Assolutamente il disco italiano dell’anno.

06
FLEET FOXES – Helplessness Blues
Il blues della vulnerabilità è il secondo album per il combo di Seattle, una delle rivelazioni di questo scorcio di inizio millennio, e propone ancora uno straordinario folk barocco e allo stesso tempo leggero, morbido e flautato, fatto di cori e melodie ariose; solidamente ispirato al mondo hippy degli anni ’70.

05
JAMES BLAKE – James Blake
Il giovanissimo (1989) e talentuoso Dj e produttore inglese – inserito dalla BBC al secondo posto del "Sound of 2011" – spacca letteralmente con le sue basi dubstep e il suo minimalismo elettronico, mai troppo compiaciuto o sintetico, ma anzi permeato da una vena soul (è cresciuto ascoltando STEVIE WONDER, D’ANGELO e SLY & FAMILY STONE) e da una voce capace di bassi profondi e di calde intonazioni.
Il gospel come dovrebbe suonare nel XXI secolo.

04
ST. VINCENT
Annie Clark, 28 anni, utilizza un nick name preso bizzarramente in prestito dal Saint Vincent’s Catholic Medical Center, ovvero l’ospedale in cui morì il poeta Dylan Thomas – colui che ispirò lo pseudonimo a un certo ROBERT “BOB” ZIMMERMANN.
La polistrumentista texana ci regala uno dei dischi più belli e intensi dell’anno: la sua musica è tecnicamente perfetta, onirica e glaciale, grazie all’abbandono delle sovraincisioni che avevano appesantito le opere del recente passato; non mancano persino i ritornelli-killer, come nel singolo danzereccio Cruel.

03
P.J. HARVEY – Let England Shake
La dispora OASIS (Noel solista, Liam con i BEADY EYE) si traduce in musica leggera e nostalgica, i COLDPLAY si divertono a duettare con RIHANNA e sbancano le classifiche di vendita, i RADIOHEAD si sono involuti in un’elettronica minimale di classe, tuttavia ostica e monocorde.
Tra i big della scena britannica, optiamo per l’ennesimo capolavoro di Polly Jean.
Let England Shake mette d’accordo tutti, ed entra in tutti polls di fine anno.
E chi siamo noi, per lasciarlo fuori?

02
WILCO – The Whole Love
I migliori rappresentanti dell’Americana contemporanea tornano con un nuovo capolavoro per la loro neonata etichetta, dBpm.
L’apertura è eccezionale, con Art Of Almost, un funky elettrico da lasciare senza fiato, senza alcun dubbio uno dei brani dell’anno.
Dopo, si torna alla normale amministrazione WILCO.
Una normale amministrazione di altissimo livello, si intenda: da oltre 15 anni registrano dischi ispirati e ottimamente suonati.

01
BON IVER – Bon Iver, Bon Iver
Vittoria per distacco per Justin Vernon.

Non era facile dare un seguito a For Emma, Forever Ago.

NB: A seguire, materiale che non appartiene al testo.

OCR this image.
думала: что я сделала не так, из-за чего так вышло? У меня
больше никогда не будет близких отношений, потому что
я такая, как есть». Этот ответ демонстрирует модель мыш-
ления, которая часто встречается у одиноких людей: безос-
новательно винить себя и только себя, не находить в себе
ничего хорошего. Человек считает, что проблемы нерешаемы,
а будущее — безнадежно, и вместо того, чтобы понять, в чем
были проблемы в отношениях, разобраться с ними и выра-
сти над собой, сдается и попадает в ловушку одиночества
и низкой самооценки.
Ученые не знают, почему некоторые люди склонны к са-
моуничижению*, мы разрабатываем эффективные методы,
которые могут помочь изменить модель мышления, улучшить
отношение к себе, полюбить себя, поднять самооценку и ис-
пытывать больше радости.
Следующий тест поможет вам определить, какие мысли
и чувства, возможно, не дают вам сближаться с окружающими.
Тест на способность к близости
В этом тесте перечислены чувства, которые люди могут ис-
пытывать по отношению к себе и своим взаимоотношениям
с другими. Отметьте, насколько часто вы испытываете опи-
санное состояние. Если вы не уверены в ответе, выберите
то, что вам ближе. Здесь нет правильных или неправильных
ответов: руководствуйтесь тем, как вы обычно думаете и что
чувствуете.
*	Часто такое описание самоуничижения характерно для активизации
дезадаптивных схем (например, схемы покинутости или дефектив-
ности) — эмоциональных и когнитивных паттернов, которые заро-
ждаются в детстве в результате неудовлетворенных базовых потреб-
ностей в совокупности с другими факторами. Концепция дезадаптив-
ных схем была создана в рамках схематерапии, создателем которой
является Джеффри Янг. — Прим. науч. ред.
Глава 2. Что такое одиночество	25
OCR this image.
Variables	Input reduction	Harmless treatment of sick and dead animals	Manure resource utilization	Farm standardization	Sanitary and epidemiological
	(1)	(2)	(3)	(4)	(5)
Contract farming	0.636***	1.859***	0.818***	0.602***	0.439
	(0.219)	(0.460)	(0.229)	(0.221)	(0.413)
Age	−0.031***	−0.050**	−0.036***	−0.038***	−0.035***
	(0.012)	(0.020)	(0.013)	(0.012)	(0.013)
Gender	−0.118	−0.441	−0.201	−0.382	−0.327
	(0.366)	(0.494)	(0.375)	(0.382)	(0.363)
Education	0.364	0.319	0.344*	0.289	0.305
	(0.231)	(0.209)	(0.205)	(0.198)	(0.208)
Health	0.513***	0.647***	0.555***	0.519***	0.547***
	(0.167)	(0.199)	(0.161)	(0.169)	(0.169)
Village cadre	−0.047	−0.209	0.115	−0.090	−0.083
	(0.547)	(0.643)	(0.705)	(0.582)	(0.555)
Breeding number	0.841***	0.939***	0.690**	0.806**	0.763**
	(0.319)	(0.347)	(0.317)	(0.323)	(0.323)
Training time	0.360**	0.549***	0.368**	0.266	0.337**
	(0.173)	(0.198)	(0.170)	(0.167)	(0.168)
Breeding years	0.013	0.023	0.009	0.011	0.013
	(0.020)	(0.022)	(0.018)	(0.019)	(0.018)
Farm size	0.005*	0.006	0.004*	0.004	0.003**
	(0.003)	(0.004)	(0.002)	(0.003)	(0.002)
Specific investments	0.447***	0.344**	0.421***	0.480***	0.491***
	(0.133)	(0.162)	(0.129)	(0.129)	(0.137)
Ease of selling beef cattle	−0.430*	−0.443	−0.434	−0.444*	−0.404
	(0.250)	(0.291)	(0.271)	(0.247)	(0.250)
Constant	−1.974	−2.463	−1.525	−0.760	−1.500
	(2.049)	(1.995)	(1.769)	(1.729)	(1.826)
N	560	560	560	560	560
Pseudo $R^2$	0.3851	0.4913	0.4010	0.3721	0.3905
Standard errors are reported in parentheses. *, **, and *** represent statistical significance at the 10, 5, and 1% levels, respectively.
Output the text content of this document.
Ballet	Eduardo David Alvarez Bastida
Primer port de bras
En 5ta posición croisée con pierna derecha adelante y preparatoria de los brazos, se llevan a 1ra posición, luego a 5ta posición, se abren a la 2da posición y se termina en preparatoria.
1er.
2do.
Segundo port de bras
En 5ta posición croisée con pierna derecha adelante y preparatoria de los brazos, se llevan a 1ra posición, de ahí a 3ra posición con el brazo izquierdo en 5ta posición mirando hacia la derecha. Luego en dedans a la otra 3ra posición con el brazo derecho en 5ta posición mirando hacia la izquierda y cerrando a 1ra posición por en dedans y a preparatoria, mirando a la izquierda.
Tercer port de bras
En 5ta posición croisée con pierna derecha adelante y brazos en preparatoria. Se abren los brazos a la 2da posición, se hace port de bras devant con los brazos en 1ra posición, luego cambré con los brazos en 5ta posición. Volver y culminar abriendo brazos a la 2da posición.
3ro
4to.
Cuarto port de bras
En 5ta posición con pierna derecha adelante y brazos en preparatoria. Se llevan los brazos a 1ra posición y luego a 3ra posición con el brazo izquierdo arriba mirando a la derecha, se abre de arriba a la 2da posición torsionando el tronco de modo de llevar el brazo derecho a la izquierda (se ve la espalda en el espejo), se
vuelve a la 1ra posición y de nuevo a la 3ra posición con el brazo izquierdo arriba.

Si trattava di una raccolta di esili ed eteree canzoni, composte dal leader ritiratosi in un capanno isolato del Wisconsin dopo una delusione amorosa e al termine di una lunga malattia. Questo secondo album eponimo – anzi doppiamente eponimo, Vernon preferisce chiamarlo Bon Iver, Bon Iver – non cade nel tentativo di ripetere quel mood unico e irripetibile, ma invece arricchisce il loro repertorio di nuove trame, di un sound piu’ strutturato, di arrangiamenti piu’ sofisticati e orchestrali, senza però tradire gli elementi più tipici del suo stile ormai codificato: la voce in falsetto, trattata grazie all’uso del vocoder e a sovraincisioni multiple, le suggestive e malinconiche melodie a cavallo tra la tradizione folk ed emotività soul, una comunicatività unica malgrado i testi quasi incomprensibili.
Nel frattempo è infatti arrivato il successo, quello con la S maiuscola, e da lì collaborazioni illustri ed eterogenee e attestati di stima. Insomma, deve aver pensato Justin: cosa cazzo ci torno a fare in quel fottuto capanno del Wisconsin?
Siamo in presenza di un vero artista: BON IVER è – in campo musicale - la cosa piu’ bella che ci è capitata da qualche anno a questa parte.